Cultura e Spettacoli

"Basta un Lego a spiegare perché ha vinto Trump"

Il guru degli small data: "I grandi fenomeni si capiscono a partire dall'uomo della strada"

"Basta un Lego a spiegare perché ha vinto Trump"

C'è qualcosa che lega un piccolo pezzo di plastica a Donald Trump. Un filo invisibile che passa dalle nostre teste, ci tiene assieme, dà delle risposte. E soprattutto segnala che il mondo sta cambiando: «Siamo entrati nell'era dell'antiglobalizzazione. Chi non se vuole accorgere verrà spazzato via». Martin Lindstrom è un guru del marketing, lavora e fa guadagnare le più importanti aziende del mondo partendo dall'assunto che sono «i piccoli indizi che svelano i grandi trend». Cioè il sottotitolo del suo libro che si chiama Small Data (Hoepli) e che ha raccontato ai più importanti manager al World Business Forum di Milano. E che spiega tutto ciò che le grandi aziende, i grandi pensatori, i grandi osservatori non vogliono vedere: «I grandi capitani d'industria parlano ogni giorno di Big Data perché fa tendenza, è di moda. Pensano di poter guidare il pianeta dalla propria scrivania. E invece è arrivato il momento di scendere in campo, di sporcarsi le mani. Capire l'uomo della strada, il Signor Rossi. Per comprendere come non morire». Ed è qui, appunto, che entra in campo il mattoncino di plastica. E anche il prossimo presidente degli Stati Uniti.

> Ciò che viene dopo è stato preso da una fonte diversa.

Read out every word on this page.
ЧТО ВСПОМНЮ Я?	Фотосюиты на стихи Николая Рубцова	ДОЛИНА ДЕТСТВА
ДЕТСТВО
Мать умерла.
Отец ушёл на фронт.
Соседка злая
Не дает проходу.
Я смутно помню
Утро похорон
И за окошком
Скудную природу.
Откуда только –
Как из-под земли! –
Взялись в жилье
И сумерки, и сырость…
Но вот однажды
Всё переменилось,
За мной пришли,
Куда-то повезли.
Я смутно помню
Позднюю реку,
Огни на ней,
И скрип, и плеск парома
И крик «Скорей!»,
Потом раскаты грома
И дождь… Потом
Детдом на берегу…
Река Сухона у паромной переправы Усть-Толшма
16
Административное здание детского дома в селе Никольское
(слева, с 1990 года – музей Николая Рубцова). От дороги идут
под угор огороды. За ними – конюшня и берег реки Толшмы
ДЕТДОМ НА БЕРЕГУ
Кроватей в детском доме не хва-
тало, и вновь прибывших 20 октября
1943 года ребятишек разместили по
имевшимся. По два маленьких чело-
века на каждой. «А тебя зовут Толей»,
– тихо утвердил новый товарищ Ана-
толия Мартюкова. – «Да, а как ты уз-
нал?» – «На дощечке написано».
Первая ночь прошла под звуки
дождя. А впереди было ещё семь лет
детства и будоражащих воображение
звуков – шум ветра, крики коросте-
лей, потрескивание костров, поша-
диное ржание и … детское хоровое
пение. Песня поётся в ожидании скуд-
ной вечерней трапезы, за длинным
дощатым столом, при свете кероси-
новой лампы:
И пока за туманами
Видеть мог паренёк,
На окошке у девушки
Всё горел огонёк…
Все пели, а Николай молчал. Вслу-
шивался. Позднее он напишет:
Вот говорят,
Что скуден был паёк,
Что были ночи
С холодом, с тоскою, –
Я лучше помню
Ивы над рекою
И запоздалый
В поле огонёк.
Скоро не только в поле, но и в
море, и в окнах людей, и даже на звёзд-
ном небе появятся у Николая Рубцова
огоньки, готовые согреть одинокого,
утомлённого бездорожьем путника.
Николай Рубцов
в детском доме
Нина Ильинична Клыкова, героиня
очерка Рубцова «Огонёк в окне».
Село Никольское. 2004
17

Premessa: prima di diventare un esperto mondiale del comportamento dei consumatori e un autore di bestseller come Neuromarketing e Buyology, Martin Lindstrom è stato un bambino in Danimarca. E amava giocare con i Lego. Con i mattoncini ha costruito perfino il suo letto, nel suo giardino ha inaugurato una specie di Legoland in miniatura. E il caso - ma mica tanto - volle che tra i visitatori un giorno ci fossero due dirigenti proprio dell'azienda danese più famosa nel mondo, che lo assunsero seduta stante per testare nuovi prodotti. Aveva 13 anni. Da lì a diventare una delle 100 persone più influenti del mondo (per Time) è un attimo. E il suo mantra è sempre quello: «Gli small data sono le fondamenta di tutto quello che facciamo. Le aziende pensano che testare un campione di 20-30 persone non valga la pena, e invece io vi chiedo e mi chiedo: perché quando un telecomando è scarico tutti cercano di schiacciare i tasti più forte come se fosse possibile spremere le batterie? Perché quando parliamo al cellulare camminiamo in circolo? Perché compiamo azioni apparentemente inutili pur sapendo che lo sono? Ecco, studiando le reazioni persona per persona si arriva al risultato globale. Studiando i piccoli dati li si combinano con i grandi e si trova la soluzione. E io adesso che vi guardo prendere appunti, osservo come scrivete e come siete seduti. E alla fine so chi siete. E cosa comprerete». Sa, Lindstrom, che siamo tutti sotto l'influenza di noi stessi. Senza saperlo.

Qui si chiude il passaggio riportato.